Yok efendim, demokratikleşme ve demokrasi yolunda “ne güzel çalışmalar yapılmış da ne güzel metinler vücuda getirilmiş de… Bla bla…”
*
Neyse… Olan oldu ve seçimin sonucu hüsranla bitti. Ama ne olursa olsun, hayat devam ediyor/edecek.
Bundan sonrası ise sol ideolojinin veya sosyal demokrat bir programın nasıl iktidar olacağıdır veya iktidarı devralacağıdır. Artık bunun üzerine feraset yoğunluğu bol olan çalışmalar yürütülmelidir.
*
Biliyorsunuz(?) Erdoğan’a karşıt olanlar ya da Erdoğan’dan haz etmeyenlerin en büyük motivasyon aracı…
TÜRKİYE’YE ŞERİAT GELECEK…
Toplumsal dönüşüm sağlanarak, cumhuriyet rejiminin temeline dinamit döşenecek ve ATATÜRK TÜRKİYESİ yerle yeksan edilecek.
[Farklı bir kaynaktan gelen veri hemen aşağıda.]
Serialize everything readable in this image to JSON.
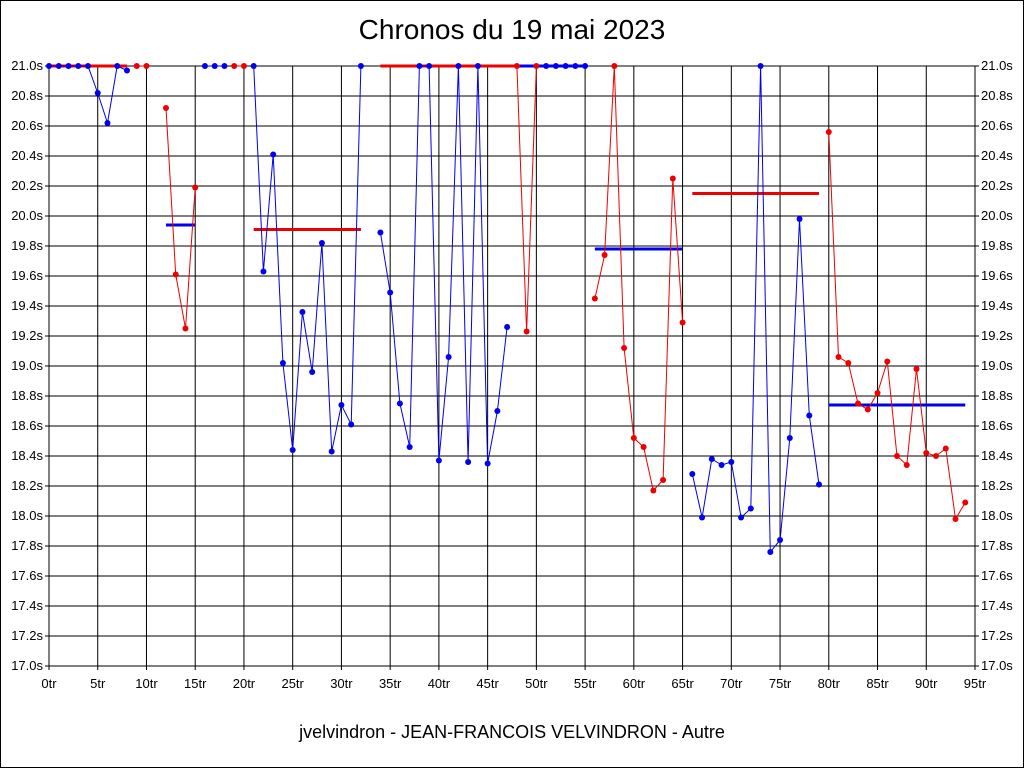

Kanımca… TÜRKİYE’DE şeriat dönüşümü yaşanmaz. Zaten Sayın Erdoğan’ın siyaset tarzına baktığınızda, AK Parti ve Sayın Erdoğan’ın derdinin tamamen dünyevî olduğunu görürsünüz:
ÇIKAR ÇEVRELERİNİN oluşturulması ve çevrelerin iktidarın devamı boyutunda desteklenmesi. Sayın Erdoğan’ın derdi, yeryüzü parçası olan Türkiye’de Osmanlı İmparatorluğu düzeni kurmak değil. İşte görüyoruz, dünya nimetlerinden azami seviyede faydalanmak.
Onun için endişeli modernlerin fazla takıntılı olmalarına gerek yok. Olan emeğiyle yaşam savaşı verenlere oluyor.
Seçim sonucunun devletimize ve milletimize hayırlara vesile olmasını temenni ederim.